James Lawrence Pugh was a U.S. senator from Alabama, as well as a member of the Confederate Congress during the American Civil War.

Biography

Pugh was born in Burke County, Georgia, and moved to Alabama in 1824. He received a collegiate education, studied law, and was admitted to the bar in 1841. He began to practise in Eufaula, Alabama. He was a presidential elector in 1848 and 1856. He represented Alabama's second district as a Democrat in the United States House of Representatives from 5 December 1859 until 21 January 1861, when he retired upon the secession of his state.
He then served as an officer in the Confederate States Army. He was subsequently elected to be the representative from Alabama's 8th District to both the First Confederate Congress and the Second Confederate Congress, serving from 22 February 1862 until the surrender in 1865. Pugh served on the House Committee on Military Affairs throughout both Congresses, where he was a prominent critic of C.S. President Jefferson Davis.

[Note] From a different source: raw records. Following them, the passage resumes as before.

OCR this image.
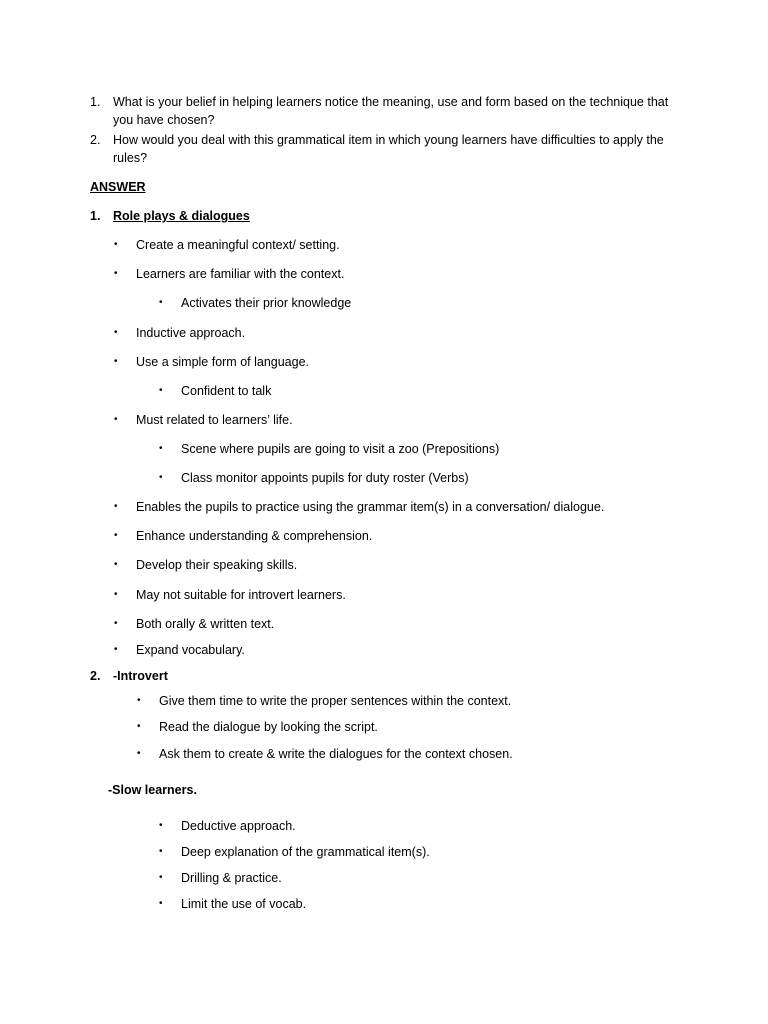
1. What is your belief in helping learners notice the meaning, use and form based on the technique that you have chosen?
2. How would you deal with this grammatical item in which young learners have difficulties to apply the rules?
ANSWER
1. Role plays & dialogues
• Create a meaningful context/ setting.
• Learners are familiar with the context.
• Activates their prior knowledge
• Inductive approach.
• Use a simple form of language.
• Confident to talk
• Must related to learners’ life.
• Scene where pupils are going to visit a zoo (Prepositions)
• Class monitor appoints pupils for duty roster (Verbs)
• Enables the pupils to practice using the grammar item(s) in a conversation/ dialogue.
• Enhance understanding & comprehension.
• Develop their speaking skills.
• May not suitable for introvert learners.
• Both orally & written text.
• Expand vocabulary.
2. -Introvert
• Give them time to write the proper sentences within the context.
• Read the dialogue by looking the script.
• Ask them to create & write the dialogues for the context chosen.
-Slow learners.
• Deductive approach.
• Deep explanation of the grammatical item(s).
• Drilling & practice.
• Limit the use of vocab.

Following the war, he returned to his law practice. Upon the restoration of his citizenship, Pugh was president of the Democratic state convention of 1874, a delegate to the 1875 state constitutional convention, and a presidential elector again in 1876. He was elected to fill the term left by the death of George S. Houston, and was reelected twice, serving in the Senate from November 24, 1880 to March 4, 1897. He lost renomination.